Antoine Dénériaz, candidat à la commission des athlètes du CIO
Antoine Dénériaz, champion olympique de descente en titre, a décidé, après l’arrêt de sa carrière sportive, de se porter candidat à la commission des athlètes du CIO. Le vote de tous les athlètes aura lieu à Vancouver. Il explique les raisons pour lesquelles il s’engage dans ce nouveau défi, avec l’objectif de porter la parole des acteurs principaux des Jeux Olympiques au plus haut niveau de l’instance internationale.

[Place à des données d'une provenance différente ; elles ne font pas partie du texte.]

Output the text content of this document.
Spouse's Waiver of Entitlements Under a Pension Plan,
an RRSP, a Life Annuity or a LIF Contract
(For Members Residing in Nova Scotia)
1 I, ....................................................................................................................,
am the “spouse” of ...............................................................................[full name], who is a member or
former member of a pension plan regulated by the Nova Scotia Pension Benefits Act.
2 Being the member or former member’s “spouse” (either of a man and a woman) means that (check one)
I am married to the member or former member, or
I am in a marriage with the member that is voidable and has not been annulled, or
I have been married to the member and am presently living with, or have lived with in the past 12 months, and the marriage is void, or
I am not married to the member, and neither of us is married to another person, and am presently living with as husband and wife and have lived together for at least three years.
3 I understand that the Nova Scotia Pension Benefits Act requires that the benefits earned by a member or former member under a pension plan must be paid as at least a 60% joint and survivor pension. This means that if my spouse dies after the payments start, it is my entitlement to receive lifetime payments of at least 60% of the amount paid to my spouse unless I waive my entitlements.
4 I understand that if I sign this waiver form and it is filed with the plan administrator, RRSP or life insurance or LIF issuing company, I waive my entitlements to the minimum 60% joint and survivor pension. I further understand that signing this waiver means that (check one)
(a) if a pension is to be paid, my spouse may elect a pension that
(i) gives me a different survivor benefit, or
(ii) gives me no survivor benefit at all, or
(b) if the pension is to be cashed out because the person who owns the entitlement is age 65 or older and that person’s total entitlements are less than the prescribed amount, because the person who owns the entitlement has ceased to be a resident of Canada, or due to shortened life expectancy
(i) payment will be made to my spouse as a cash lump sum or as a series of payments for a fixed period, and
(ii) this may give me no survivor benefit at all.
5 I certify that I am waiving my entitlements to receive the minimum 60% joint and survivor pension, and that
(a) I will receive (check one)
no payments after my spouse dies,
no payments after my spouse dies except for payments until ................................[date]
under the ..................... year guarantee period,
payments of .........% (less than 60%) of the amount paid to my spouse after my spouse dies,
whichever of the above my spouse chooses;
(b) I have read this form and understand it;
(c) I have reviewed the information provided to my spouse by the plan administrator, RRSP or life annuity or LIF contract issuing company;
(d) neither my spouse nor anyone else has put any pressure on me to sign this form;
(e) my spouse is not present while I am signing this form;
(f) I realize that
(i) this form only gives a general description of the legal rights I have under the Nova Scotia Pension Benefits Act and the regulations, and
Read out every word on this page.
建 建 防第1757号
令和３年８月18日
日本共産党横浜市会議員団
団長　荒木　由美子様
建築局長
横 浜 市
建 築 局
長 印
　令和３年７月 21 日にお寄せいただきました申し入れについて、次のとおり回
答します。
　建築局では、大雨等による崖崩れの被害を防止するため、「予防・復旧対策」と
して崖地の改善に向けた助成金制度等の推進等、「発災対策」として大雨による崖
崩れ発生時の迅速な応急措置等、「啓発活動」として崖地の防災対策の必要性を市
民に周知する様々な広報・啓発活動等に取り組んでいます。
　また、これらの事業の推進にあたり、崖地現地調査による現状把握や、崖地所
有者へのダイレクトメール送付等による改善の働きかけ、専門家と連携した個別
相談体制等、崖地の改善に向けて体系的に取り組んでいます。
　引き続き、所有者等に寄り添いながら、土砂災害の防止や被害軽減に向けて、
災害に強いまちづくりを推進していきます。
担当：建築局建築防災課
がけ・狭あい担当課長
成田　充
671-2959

Le 12 février 2006 à Sestriere, vous devenez champion olympique de descente. Quel souvenir en gardez-vous ?
Exceptionnel ! C’est un jour qui a changé ma vie. Un moment indescriptible. La course de toute mon existence. Etre sacré champion olympique, c’est quelque chose qui vous marque profondément. Et puis, ce jour là, tout était réuni. Je partais 30e, le suspense était à son comble, c’était une superbe journée ensoleillé. Et je creuse un écart énorme sur le second (72/100e). Il n’y avait donc rien à redire. Et puis, je le voyais venir, je me sentais bien. Tout s’est passé comme dans un rêve.. Ce jour là, rien ne pouvait m’arrêter.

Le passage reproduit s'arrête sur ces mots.